From Equation (4), the CV of frying oil can be predicted by using the initial content ratios and changes in the peak area of pentanal, thus enabling the quality of frying oil to be evaluated using high-precision mass spectrometry without pretreatment instead of using complex tests based on chemical reagents for determining the CV.

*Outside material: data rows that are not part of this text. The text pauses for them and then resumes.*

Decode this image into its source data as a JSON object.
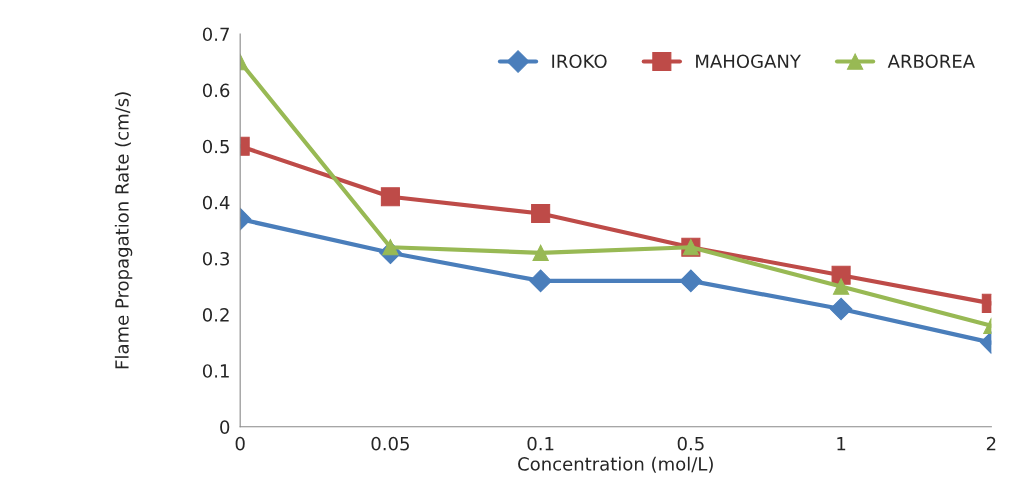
{
  "chart_data": {
    "type": "line",
    "xlabel": "Concentration (mol/L)",
    "ylabel": "Flame Propagation Rate (cm/s)",
    "categories": [
      "0",
      "0.05",
      "0.1",
      "0.5",
      "1",
      "2"
    ],
    "series": [
      {
        "name": "IROKO",
        "color": "#4a7ebb",
        "marker": "diamond",
        "values": [
          0.37,
          0.31,
          0.26,
          0.26,
          0.21,
          0.15
        ]
      },
      {
        "name": "MAHOGANY",
        "color": "#be4b48",
        "marker": "square",
        "values": [
          0.5,
          0.41,
          0.38,
          0.32,
          0.27,
          0.22
        ]
      },
      {
        "name": "ARBOREA",
        "color": "#98b954",
        "marker": "triangle",
        "values": [
          0.65,
          0.32,
          0.31,
          0.32,
          0.25,
          0.18
        ]
      }
    ],
    "ylim": [
      0,
      0.7
    ],
    "yticks": [
      0,
      0.1,
      0.2,
      0.3,
      0.4,
      0.5,
      0.6,
      0.7
    ],
    "grid": false,
    "legend": "top right",
    "line_style": "solid"
  }
}
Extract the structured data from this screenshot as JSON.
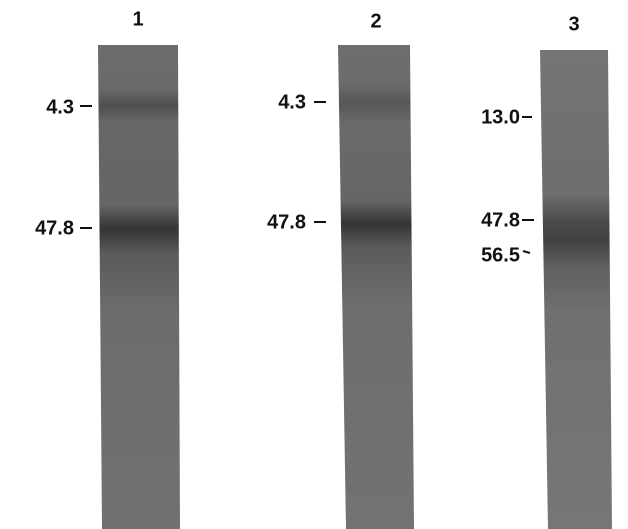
{
  "lanes": [
    {
      "label": "1",
      "bands": [
        "4.3",
        "47.8"
      ]
    },
    {
      "label": "2",
      "bands": [
        "4.3",
        "47.8"
      ]
    },
    {
      "label": "3",
      "bands": [
        "13.0",
        "47.8",
        "56.5"
      ]
    }
  ]
}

This model has universal applicability because it combines the initial composition and deterioration characteristics of 10 prevalent edible oils, which have a wide range of fatty acid composition and tocopherol content, and the initial quality is also taken into account. However, it should be noted that the model has some limitations, mainly reflected in two aspects: (1) In addition to the common tocopherol, there are other antioxidants or pro-oxidants in edible oil, which may play a role in the stability of the oil during frying, thus affecting the use of the model; (2) Different frying foods will have an impact on the deterioration of the oil during frying due to the huge variation in composition. Therefore, the model applies to the prediction of edible oil quality in the process of long-term intermittent frying of French fries. It needs to be properly adjusted and improved when used for other frying foods or frying processes.

4. Conclusions

In this work, the aldehydes were determined in 10 oils during frying using HS-GC/MS. The effect of frying on aldehydes was revealed by comparing the peak areas of 21 aldehydes before and after frying. Subsequently, by analyzing the increase in the peak areas of the four common aldehydes (pentanal, hexanal, (E)-hept-2-enal, and nonanal) with time and their positive correlations with CV, pentanal was determined as the index for evaluating the quality of frying oils. As a result, a prediction model was established to predict the CV of frying oil by using the ratio of the initial contents of C18:2 to C16:0 and TToc of the edible oil combined with the peak area of pentanal during frying. The model has a wide range of prospective applications, which demonstrates the feasibility of using volatile compounds as a quality evaluation index for frying oil. Subsequent research should focus on further improving the applicability of this model to different frying systems.